But as I begin the next year of work, it’s time to make peace with what seems like the essence of novel writing: prolonged flailing. Sure, I’ve endured weeks of ugly drafts, but I’ve never dwelled for years in the middle of something undefined.
Who has? Other novelists.
The quote above is from a blog called One Year In-Writing the Novel written by Rebecca Meacham. Meacham talks about the solitary experience of writing a novel and her own quest to define success. She also draws on interviews with published fiction authors about their own experience of failure.
Writing a novel is a long term proposition– a marathon, not a sprint. My first novel was the product of ten years of work, some of that work was active, some of it was allowing it t lay fallow for a while as my subconscious labored and my experience caught up with my literary ambition. I am currently trying to sell a completed novel that I began two decades ago. The novel I am finishing up at the moment was begun around the same time.

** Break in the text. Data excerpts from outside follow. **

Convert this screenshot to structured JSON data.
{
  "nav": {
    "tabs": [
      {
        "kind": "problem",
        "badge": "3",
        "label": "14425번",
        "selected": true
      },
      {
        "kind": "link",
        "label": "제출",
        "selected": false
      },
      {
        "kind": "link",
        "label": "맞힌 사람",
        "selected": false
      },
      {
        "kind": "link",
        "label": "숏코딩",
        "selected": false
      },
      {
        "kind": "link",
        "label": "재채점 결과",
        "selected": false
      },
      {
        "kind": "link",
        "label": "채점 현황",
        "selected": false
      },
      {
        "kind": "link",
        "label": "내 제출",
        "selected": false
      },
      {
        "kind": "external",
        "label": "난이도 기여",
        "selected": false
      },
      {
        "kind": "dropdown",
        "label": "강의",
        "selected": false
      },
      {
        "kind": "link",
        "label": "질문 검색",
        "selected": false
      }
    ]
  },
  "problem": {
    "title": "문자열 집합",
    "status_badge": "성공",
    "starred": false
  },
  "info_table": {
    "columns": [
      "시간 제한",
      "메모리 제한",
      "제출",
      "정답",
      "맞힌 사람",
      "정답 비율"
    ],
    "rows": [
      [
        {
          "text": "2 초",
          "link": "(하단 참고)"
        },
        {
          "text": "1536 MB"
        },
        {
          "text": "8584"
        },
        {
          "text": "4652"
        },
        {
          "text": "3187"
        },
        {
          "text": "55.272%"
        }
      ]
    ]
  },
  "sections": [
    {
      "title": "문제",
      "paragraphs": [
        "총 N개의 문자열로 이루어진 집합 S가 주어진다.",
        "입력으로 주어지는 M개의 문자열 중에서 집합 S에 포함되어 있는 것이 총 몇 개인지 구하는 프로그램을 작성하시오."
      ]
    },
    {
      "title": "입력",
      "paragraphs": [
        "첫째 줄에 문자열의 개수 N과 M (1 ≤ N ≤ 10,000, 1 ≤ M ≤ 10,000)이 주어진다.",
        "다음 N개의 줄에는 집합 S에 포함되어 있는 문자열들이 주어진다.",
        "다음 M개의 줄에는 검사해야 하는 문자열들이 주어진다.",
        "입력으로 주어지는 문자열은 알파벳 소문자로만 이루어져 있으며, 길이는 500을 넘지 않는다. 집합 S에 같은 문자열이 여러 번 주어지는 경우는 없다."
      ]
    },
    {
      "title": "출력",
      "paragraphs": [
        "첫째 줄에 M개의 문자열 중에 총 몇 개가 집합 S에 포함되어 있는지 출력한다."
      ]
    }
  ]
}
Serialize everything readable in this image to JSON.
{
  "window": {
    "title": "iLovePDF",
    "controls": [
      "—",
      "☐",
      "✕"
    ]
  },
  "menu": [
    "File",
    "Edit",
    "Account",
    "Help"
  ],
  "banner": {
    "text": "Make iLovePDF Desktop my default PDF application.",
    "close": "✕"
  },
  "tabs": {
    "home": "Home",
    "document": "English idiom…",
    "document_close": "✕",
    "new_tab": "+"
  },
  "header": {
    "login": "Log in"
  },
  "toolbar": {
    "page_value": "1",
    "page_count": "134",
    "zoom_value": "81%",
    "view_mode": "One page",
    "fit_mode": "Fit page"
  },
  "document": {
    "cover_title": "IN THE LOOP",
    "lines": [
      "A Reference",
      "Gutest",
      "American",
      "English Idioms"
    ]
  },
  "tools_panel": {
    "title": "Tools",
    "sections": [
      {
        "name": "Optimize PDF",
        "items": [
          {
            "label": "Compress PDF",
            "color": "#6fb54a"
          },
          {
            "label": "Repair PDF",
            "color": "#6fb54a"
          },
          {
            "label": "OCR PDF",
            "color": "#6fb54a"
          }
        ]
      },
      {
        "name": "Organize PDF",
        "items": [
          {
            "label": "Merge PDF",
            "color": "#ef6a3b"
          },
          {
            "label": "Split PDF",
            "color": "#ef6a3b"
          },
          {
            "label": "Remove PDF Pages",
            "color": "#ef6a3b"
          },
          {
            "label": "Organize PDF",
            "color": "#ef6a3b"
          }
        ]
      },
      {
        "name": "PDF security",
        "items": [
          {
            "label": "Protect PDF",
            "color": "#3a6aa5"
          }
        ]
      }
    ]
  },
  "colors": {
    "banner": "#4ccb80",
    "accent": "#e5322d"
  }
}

“…a book provides for a distillation of our sporadic mind,” wrote author Alain DeBotton, “a record of its most vital manifestations, a concentration of inspired moments that might originally have arisen across a multitude of years and been separated by extended stretches of bovine gazing.”
Far from being an unproductive waste of time, those “stretches of bovine gazing” are, in fact what make creative innovation possible. As we drift into a stream of consciousness, our minds drift from topic to topic, mixing the past, present and future, drawing on elements from our internal and external worlds. This mix leads to the kind of new connections that lead to innovation.
“Prolonged failure” is not a bug, it’s a feature.